The critical insight is that the middle layer is persuasion-proof. Beautiful copy, social proof, brand authority — none of it passes a Pydantic type check.
Marketing Copy as Lossy Compression
Hotz's sharpest observation frames marketing copy as "mathematically lossy" compression. Converting a high-information signal (a water resistance rating of 20,000 mm) into a low-information string ("world's most breathable mesh") is an irreversible information loss that agents cannot recover.
The practical conclusion is straightforward: the raw product data sitting in PIM and ERP systems — fabric specs, water resistance ratings, shipping rules — must be exposed directly as structured feeds. The Universal Commerce Protocol (UCP) referenced in the article addresses exactly this challenge, providing a standard for merchants to publish Schema.org-compliant capability manifests that any compliant agent can discover and query.
MIT Technology Review advances a parallel argument: in agentic commerce, "probably correct" is insufficient. Entity truth — product truth, payee truth, identity truth — must be deterministically verifiable.
The Paradox of Telling Agents Not to Buy Your Product
The most counterintuitive concept in the article is "negative optimization."
Traditional marketing casts the widest possible net, absorbing mismatches through returns.
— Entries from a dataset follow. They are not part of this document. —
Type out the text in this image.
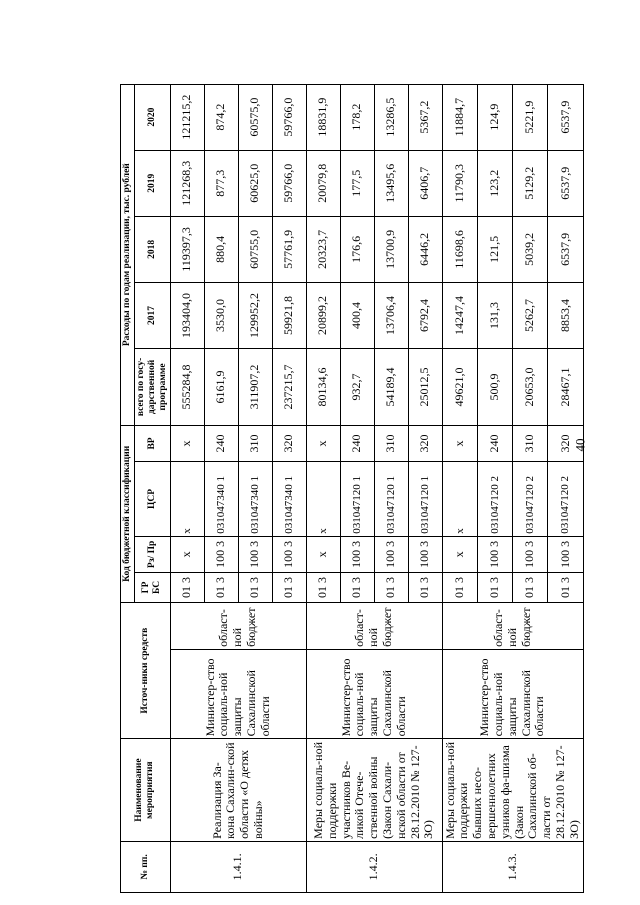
40
№ пп.	Наименование мероприятия	Источ-ники средств		Код бюджетной классификации				Расходы по годам реализации, тыс. рублей				
				ГР БС	Рз/ Пр	ЦСР	ВР	всего по госу-дарственной программе	2017	2018	2019	2020
1.4.1.	Реализация За-кона Сахалин-ской области «О детях войны»	Министер-ство социаль-ной защиты Сахалинской области	област-ной бюджет	01 3	x	x	x	555284,8	193404,0	119397,3	121268,3	121215,2
				01 3	100 3	031047340 1	240	6161,9	3530,0	880,4	877,3	874,2
				01 3	100 3	031047340 1	310	311907,2	129952,2	60755,0	60625,0	60575,0
				01 3	100 3	031047340 1	320	237215,7	59921,8	57761,9	59766,0	59766,0
1.4.2.	Меры социаль-ной поддержки участников Ве-ликой Отече-ственной войны (Закон Сахали-нской области от 28.12.2010 № 127-ЗО)	Министер-ство социаль-ной защиты Сахалинской области	област-ной бюджет	01 3	x	x	x	80134,6	20899,2	20323,7	20079,8	18831,9
				01 3	100 3	031047120 1	240	932,7	400,4	176,6	177,5	178,2
				01 3	100 3	031047120 1	310	54189,4	13706,4	13700,9	13495,6	13286,5
				01 3	100 3	031047120 1	320	25012,5	6792,4	6446,2	6406,7	5367,2
1.4.3.	Меры социаль-ной поддержки бывших несо-вершеннолетних узников фа-шизма (Закон Сахалинской об-ласти от 28.12.2010 № 127-ЗО)	Министер-ство социаль-ной защиты Сахалинской области	област-ной бюджет	01 3	x	x	x	49621,0	14247,4	11698,6	11790,3	11884,7
				01 3	100 3	031047120 2	240	500,9	131,3	121,5	123,2	124,9
				01 3	100 3	031047120 2	310	20653,0	5262,7	5039,2	5129,2	5221,9
				01 3	100 3	031047120 2	320	28467,1	8853,4	6537,9	6537,9	6537,9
In agentic commerce, that logic inverts. Describe a lightweight shell as suitable for "all weather conditions," and an agent takes it literally — purchasing it for a January blizzard. The return three days later generates a persistent trust discount tagged "item not as described," degrading discoverability for all future agent interactions.
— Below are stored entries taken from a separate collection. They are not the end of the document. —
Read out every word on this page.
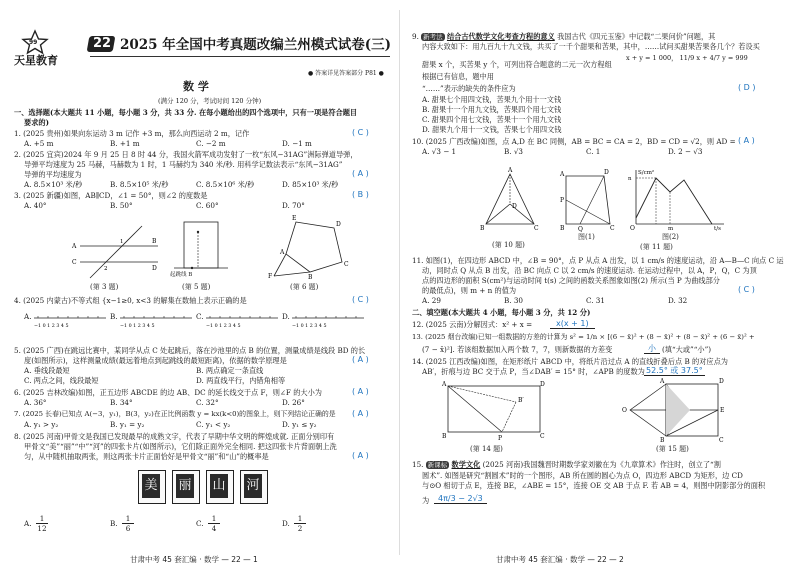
99
天星教育
22 2025 年全国中考真题改编兰州模式试卷(三)
● 答案详见答案部分 P81 ●
数 学
(满分 120 分，考试时间 120 分钟)
一、选择题(本大题共 11 小题，每小题 3 分，共 33 分. 在每小题给出的四个选项中，只有一项是符合题目
要求的)
1. (2025 贵州)如果向东运动 3 m 记作 +3 m，那么向西运动 2 m，记作	( C )
A. +5 m	B. +1 m	C. −2 m	D. −1 m
2. (2025 宜宾)2024 年 9 月 25 日 8 时 44 分，我国火箭军成功发射了一枚“东风−31AG”洲际弹道导弹，
导弹平均速度为 25 马赫，马赫数为 1 时，1 马赫约为 340 米/秒. 用科学记数法表示“东风−31AG”
导弹的平均速度为	( A )
A. 8.5×10³ 米/秒	B. 8.5×10⁵ 米/秒	C. 8.5×10⁶ 米/秒	D. 85×10³ 米/秒
3. (2025 新疆)如图，AB∥CD，∠1 = 50°，则∠2 的度数是	( B )
A. 40°	B. 50°	C. 60°	D. 70°
A
B
C
D
1
2
(第 3 题)
起跳线 B
(第 5 题)
E
D
C
A
B
F
(第 6 题)
4. (2025 内蒙古)不等式组 {x−1≥0, x<3 的解集在数轴上表示正确的是	( C )
5. (2025 广西)在跳远比赛中，某同学从点 C 处起跳后，落在沙池里的点 B 的位置，测量成绩是线段 BD 的长
度(如图所示)，这样测量成绩(最远着地点到起跳线的最短距离)，依据的数学原理是	( A )
A. 垂线段最短	B. 两点确定一条直线
C. 两点之间，线段最短	D. 两直线平行，内错角相等
6. (2025 吉林改编)如图，正五边形 ABCDE 的边 AB、DC 的延长线交于点 F，则∠F 的大小为	( A )
A. 36°	B. 34°	C. 32°	D. 26°
7. (2025 长春)已知点 A(−3，y₁)，B(3，y₂)在正比例函数 y = kx(k<0)的图象上，则下列结论正确的是 ( A )
A. y₁ > y₂	B. y₁ = y₂	C. y₁ < y₂	D. y₁ ≤ y₂
8. (2025 河南)甲骨文是我国已发现最早的成熟文字，代表了早期中华文明的辉煌成就. 正面分别印有
甲骨文“美”“丽”“中”“河”的四张卡片(如图所示)，它们除正面外完全相同. 把这四张卡片背面朝上洗
匀，从中随机抽取两张，则这两张卡片正面恰好是甲骨文“丽”和“山”的概率是	( A )
甘肃中考 45 套汇编 · 数学 — 22 — 1
A.
−1 0 1 2 3 4 5
B.
−1 0 1 2 3 4 5
C.
−1 0 1 2 3 4 5
D.
−1 0 1 2 3 4 5
美 丽 山 河
A.
1
12
B.
1
6
C.
1
4
D.
1
2
9. 新考法 结合古代数学文化考查方程的意义 我国古代《四元玉鉴》中记载“二果问价”问题，其
内容大致如下：用九百九十九文钱，共买了一千个甜果和苦果，其中，……试问买甜果苦果各几个？若设买
甜果 x 个，买苦果 y 个，可列出符合题意的二元一次方程组
x + y = 1 000， 11/9 x + 4/7 y = 999
根据已有信息，题中用
“……”表示的缺失的条件应为	( D )
A. 甜果七个用四文钱，苦果九个用十一文钱
B. 甜果十一个用九文钱，苦果四个用七文钱
C. 甜果四个用七文钱，苦果十一个用九文钱
D. 甜果九个用十一文钱，苦果七个用四文钱
10. (2025 广西改编)如图，点 A,D 在 BC 同侧，AB = BC = CA = 2，BD = CD = √2，则 AD = ( A )
A. √3 − 1	B. √3	C. 1	D. 2 − √3
A
B	C
D
(第 10 题)
A	D
B	C
P
Q
图(1)
O
S/cm²
t/s
m
n
图(2)
(第 11 题)
11. 如图(1)，在四边形 ABCD 中，∠B = 90°，点 P 从点 A 出发，以 1 cm/s 的速度运动，沿 A—B—C 向点 C 运
动，同时点 Q 从点 B 出发，沿 BC 向点 C 以 2 cm/s 的速度运动. 在运动过程中，以 A，P，Q，C 为顶
点的四边形的面积 S(cm²)与运动时间 t(s) 之间的函数关系图象如图(2) 所示(当 P 为曲线部分
的最低点)，则 m + n 的值为	( C )
A. 29	B. 30	C. 31	D. 32
二、填空题(本大题共 4 小题，每小题 3 分，共 12 分)
12. (2025 云南)分解因式：x² + x =	x(x + 1)
13. (2025 烟台改编)已知一组数据的方差的计算为 s² = 1/n × [(6 − x̄)² + (8 − x̄)² + (8 − x̄)² + (6 − x̄)² +
(7 − x̄)²]. 若该组数据加入两个数 7，7，则新数据的方差变	小 (填“大或”“小”)
14. (2025 江西改编)如图，在矩形纸片 ABCD 中，将纸片沿过点 A 的直线折叠后点 B 的对应点为
AB′，折痕与边 BC 交于点 P，当∠DAB′ = 15° 时，∠APB 的度数为 52.5° 或 37.5°
A	D
B	C
P
B′
(第 14 题)
O
A
B
D
C
E
(第 15 题)
15. 新课标 数学文化 (2025 河南)我国魏晋时期数学家刘徽在为《九章算术》作注时，创立了“割
圆术”. 如图是研究“割圆术”时的一个图形，AB 所在圆的圆心为点 O，四边形 ABCD 为矩形，边 CD
与⊙O 相切于点 E，连接 BE，∠ABE = 15°，连接 OE 交 AB 于点 F. 若 AB = 4，则图中阴影部分的面积
为	4π/3 − 2√3
甘肃中考 45 套汇编 · 数学 — 22 — 2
The solution: explicitly coding exclusions like "not_suitable_for": ["sub-zero temperatures", "heavy snow"]. This prevents false-positive purchases and protects merchant trust scores. The principle aligns directly with the semantic summary approach discussed in Agent-Ready Product Data strategies, where specifying "who this product is NOT for" is as important as describing its features.
Discounts Shift from Banners to Programmable Logic
Countdown timers, flash sale banners, low-stock warnings — all designed to trigger scarcity anxiety in human buyers. An AI agent does not experience scarcity anxiety. It treats a countdown timer as a neutral scheduling parameter.
What replaces these tactics is conditional pricing logic embedded in the structured data layer. "If cart value exceeds $200 and the agent has verified a competing offer below $195, automatically apply a 10% discount." This is a transparent, machine-readable contract. The agent can calculate the mathematical value of the deal and optimize across multiple merchants simultaneously. When the buyer is an optimization engine, transparency itself becomes the competitive advantage.
Conclusion — The Inflection Point from Persuasion to Infrastructure
Hotz's vision does not render persuasion irrelevant. Brand presence still shapes the user's initial prompt ("find me a North Face jacket"), and human buyers still review the final shortlist for high-value purchases. Operational excellence builds long-term algorithmic trust — a structural form of persuasion for future machine queries.
But neither matters if you cannot survive the deterministic filter in the middle. Agents are already browsing stores alongside human buyers. Brands that treat digital commerce as a purely visual discipline will find themselves perfectly optimized for humans yet invisible to agents. Data infrastructure is now as critical as the storefront itself. That recognition is the core thesis of this article.